I have a large sparse matrix [1, 1600, 512, 512]
with values either 0
or 1
and I wanted to calculate the number of elements with value 1
along dim=1
within a window, let’s say [40, 40]
.
I solved it by passing the tensor with a nn.MaxPool2d((40, 40),stride=1)
and summing along dim=1
in the end. This turned out to be very slow and consuming too much GPU memory (out of memory error). So, I divided the image into chunks along dim=1
using torch.chunk
. It solved out of memory issues, but that also turned out to be slow as well.
I made a minimum running code to benchmark these approaches inspired by code from @ptrblck (One channel conv2d on GPU takes too much time - #4 by ptrblck) like this:
import torch
import time
torch.backends.cudnn.benchmark = True
nb_iter = 10
# dummy image
img = torch.randint(low=0, high=2, size=[1, 1600, 512, 512]).cuda().float()
kernel_shape = [40, 40]
max_pool2d = torch.nn.MaxPool2d((kernel_shape[0], kernel_shape[1]), stride=1)
## Max Pooling
# warmup
for _ in range(10):
max_pool_op = max_pool2d(img)
# test
torch.cuda.synchronize()
tic = time.time()
for _ in range(nb_iter):
max_pool_op = max_pool2d(img)
torch.cuda.synchronize()
toc = time.time() - tic
print("GPU MaxPool Time:", toc / nb_iter)
## Max Pooling Chunking
torch.cuda.empty_cache()
# warmup
for _ in range(10):
max_pool_chunk_op = []
x = torch.chunk(img, 16, dim=1)
for chunk in x:
# chunk = torch.tensor(chunk)
op = max_pool2d(chunk)
max_pool_chunk_op.append(op)
max_pool_chunk_op = torch.cat(max_pool_chunk_op, dim=1)
# test
torch.cuda.synchronize()
tic = time.time()
for _ in range(nb_iter):
max_pool_chunk_op = []
x = torch.chunk(img, 16, dim=1)
for chunk in x:
# chunk = torch.tensor(chunk)
op = max_pool2d(chunk)
max_pool_chunk_op.append(op)
max_pool_chunk_op = torch.cat(max_pool_chunk_op, dim=1)
torch.cuda.synchronize()
toc = time.time() - tic
print("GPU MaxPool Chunk Time:", toc / nb_iter)
print(
torch.sum(torch.eq(max_pool_chunk_op.cpu(), max_pool_op.cpu()))
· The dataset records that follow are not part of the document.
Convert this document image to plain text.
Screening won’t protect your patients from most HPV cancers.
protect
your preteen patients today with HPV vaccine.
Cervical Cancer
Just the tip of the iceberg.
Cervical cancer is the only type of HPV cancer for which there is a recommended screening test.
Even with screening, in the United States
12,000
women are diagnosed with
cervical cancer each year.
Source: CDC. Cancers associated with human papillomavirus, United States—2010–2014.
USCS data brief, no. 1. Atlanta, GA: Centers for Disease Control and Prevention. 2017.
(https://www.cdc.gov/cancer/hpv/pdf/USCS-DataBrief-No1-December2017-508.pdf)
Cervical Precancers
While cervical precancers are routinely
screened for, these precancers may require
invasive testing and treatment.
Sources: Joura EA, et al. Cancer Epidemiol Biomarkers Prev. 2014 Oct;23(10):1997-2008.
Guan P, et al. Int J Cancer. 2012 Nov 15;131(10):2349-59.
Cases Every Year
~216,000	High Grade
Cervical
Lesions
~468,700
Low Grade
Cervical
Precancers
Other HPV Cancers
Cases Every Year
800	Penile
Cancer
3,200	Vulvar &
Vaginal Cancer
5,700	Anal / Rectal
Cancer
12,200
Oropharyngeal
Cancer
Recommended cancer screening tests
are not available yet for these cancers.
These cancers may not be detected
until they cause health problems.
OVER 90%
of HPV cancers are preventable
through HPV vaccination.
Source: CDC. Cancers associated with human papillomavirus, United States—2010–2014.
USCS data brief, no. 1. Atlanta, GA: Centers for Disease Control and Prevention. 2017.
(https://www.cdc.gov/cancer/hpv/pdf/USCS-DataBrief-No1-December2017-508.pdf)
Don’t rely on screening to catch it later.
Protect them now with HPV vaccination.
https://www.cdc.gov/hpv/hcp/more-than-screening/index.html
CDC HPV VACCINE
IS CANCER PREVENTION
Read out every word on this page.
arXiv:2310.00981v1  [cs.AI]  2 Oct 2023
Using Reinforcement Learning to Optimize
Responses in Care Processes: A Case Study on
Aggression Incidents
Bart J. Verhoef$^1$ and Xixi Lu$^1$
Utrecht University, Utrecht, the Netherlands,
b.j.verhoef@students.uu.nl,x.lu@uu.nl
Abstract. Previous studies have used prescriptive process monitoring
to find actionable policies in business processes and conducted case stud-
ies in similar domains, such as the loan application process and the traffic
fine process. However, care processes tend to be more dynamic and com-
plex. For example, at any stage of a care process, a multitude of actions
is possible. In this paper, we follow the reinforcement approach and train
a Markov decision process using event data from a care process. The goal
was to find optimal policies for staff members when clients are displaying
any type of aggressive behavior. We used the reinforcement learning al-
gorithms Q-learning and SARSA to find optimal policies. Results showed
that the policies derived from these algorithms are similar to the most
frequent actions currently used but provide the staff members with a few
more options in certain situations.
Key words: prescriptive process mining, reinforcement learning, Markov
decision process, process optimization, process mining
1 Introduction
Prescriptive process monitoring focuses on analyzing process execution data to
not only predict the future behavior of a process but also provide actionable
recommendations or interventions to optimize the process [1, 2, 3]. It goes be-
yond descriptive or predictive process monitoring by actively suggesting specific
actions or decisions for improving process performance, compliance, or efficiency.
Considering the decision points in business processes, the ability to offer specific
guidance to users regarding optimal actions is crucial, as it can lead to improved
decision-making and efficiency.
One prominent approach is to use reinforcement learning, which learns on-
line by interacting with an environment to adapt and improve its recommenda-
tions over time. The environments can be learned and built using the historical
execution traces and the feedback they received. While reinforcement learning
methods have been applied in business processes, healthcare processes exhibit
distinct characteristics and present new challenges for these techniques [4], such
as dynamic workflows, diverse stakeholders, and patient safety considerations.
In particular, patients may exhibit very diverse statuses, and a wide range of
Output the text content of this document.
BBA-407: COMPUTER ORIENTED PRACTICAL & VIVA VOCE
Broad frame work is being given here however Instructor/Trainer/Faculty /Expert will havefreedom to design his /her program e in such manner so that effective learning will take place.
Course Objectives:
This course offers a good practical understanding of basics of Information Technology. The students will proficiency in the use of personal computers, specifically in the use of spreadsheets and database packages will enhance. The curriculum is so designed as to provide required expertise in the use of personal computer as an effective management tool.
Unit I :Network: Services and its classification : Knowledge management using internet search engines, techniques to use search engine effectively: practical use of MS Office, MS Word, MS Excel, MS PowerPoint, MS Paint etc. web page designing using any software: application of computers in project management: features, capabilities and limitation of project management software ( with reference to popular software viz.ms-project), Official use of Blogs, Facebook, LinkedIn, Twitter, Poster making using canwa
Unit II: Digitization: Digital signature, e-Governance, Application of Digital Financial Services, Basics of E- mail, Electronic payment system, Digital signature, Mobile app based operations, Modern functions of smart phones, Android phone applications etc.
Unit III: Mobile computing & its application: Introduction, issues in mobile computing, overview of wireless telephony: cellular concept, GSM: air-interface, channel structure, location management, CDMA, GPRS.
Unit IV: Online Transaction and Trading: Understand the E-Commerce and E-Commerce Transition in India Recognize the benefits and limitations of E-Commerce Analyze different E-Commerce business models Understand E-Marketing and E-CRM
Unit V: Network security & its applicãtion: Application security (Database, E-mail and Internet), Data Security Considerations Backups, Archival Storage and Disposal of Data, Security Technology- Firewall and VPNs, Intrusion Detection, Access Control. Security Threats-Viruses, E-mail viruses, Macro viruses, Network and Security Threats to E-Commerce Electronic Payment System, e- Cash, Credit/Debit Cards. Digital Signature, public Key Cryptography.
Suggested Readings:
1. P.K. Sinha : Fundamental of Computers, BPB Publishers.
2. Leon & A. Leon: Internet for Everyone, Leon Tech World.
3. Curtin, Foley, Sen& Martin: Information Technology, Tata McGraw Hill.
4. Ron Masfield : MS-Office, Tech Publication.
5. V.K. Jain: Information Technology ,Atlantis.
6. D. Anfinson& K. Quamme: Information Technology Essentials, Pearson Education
/ max_pool_op.cpu().nelement()
)
And it gave me these results:
GPU MaxPool Time: 5.212354826927185
GPU MaxPool Chunk Time: 5.250830364227295
tensor(1.)
I’m using GeForce GTX TITAN X GPU and Torch version 1.8.1 with CUDA 10.2. My GPU was always at 100% while running the code.
Is there any apparent reason that max-pooling is so slow(5 secs/iter)? In my application, the number of channels can be even greater, so it is currently a big bottleneck for me. Is there a way to make it faster (under a second)?